How to Put a Monetary Value on Data?

how to put a monetary value on data (1)

Organizations increasingly recognize that data is one of their most valuable resources. It fuels innovation, enables better decision-making, and creates competitive advantages. Yet, unlike intellectual property, data is rarely assigned a clear monetary value on the balance sheet. Why is that? And can we value data the same way we do with patents, trademarks, or copyrights?

Why valuing data is so difficult

unique properties of data: non-rivalrous, unlimited duplication, context dependency, conditional value, variable shelf life, and risk as well as value

Data is an intangible asset, but it behaves very differently from traditional assets. Whereas intellectual property benefits from legal protection and standardized accounting practices, data has unique properties that complicate valuation.

As outlined in the DAMA-DMBOK (Data Management Body of Knowledge), data has distinct characteristics that separate it from other assets:

  • Non-rivalrous: multiple people can use the same data simultaneously.
  • Unlimited duplication: it can be copied endlessly without losing the original.
  • Context dependency: the value of data differs per use case and per organization.
  • Conditional value: data only creates value if it is actually used.
  • Variable shelf life: old data can either be extremely valuable (e.g., trend analysis) or completely worthless.
  • Risk as well as value: data can expose organizations to GDPR fines, breaches, compliance costs, or reputational damage.

These properties make it nearly impossible to apply one universal valuation standard to data, something that is essential for financial reporting.

Legal frameworks: intellectual property vs data

One key difference between intellectual property (IP) and data lies in the legal frameworks that support them.

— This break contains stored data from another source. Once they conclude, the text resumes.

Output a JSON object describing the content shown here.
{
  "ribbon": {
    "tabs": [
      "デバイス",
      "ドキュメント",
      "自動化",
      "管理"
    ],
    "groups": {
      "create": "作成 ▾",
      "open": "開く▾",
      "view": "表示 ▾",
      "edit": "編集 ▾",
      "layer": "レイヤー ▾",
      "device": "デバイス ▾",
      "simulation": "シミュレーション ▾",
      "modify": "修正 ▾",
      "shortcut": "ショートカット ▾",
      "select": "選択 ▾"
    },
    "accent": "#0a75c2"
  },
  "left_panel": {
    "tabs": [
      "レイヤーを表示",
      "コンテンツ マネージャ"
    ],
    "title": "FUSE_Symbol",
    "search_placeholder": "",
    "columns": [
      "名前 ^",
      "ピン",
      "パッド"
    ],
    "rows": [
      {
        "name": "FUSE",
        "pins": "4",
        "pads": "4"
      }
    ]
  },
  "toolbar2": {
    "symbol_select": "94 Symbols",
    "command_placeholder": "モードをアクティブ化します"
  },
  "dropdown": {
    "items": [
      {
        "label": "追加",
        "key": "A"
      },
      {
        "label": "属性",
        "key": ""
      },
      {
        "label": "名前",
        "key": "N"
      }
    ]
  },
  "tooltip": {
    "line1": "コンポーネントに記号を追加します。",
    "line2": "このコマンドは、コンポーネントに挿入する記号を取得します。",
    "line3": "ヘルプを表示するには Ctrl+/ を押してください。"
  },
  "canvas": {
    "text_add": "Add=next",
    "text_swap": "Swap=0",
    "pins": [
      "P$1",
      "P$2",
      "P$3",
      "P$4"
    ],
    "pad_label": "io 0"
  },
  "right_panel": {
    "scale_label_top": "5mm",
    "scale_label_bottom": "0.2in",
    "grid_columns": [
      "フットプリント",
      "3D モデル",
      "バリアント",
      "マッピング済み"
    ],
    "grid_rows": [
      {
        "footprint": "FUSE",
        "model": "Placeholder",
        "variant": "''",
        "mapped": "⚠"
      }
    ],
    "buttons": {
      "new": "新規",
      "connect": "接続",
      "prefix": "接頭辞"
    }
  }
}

  • Intellectual property benefits from strong protections such as trademark law, copyright law, and patent law. These frameworks create exclusive rights for owners to use, sell, and license their intellectual property. Because of this, accountants can apply established valuation methods, and intellectual property can appear as an intangible asset on the balance sheet. The IFRS (IAS 38) standard explicitly allows for the recognition of IP, but not of data.
  • Data, on the other hand, lacks this ownership structure. Data is not registered in a global legal registry, and most organizations manage their own storage. Laws such as the GDPR protect data primarily from unauthorized use or misuse, but not as an asset that can freely be monetized. Regulations around data therefore focus more on restrictions and protection than on ownership and tradeability.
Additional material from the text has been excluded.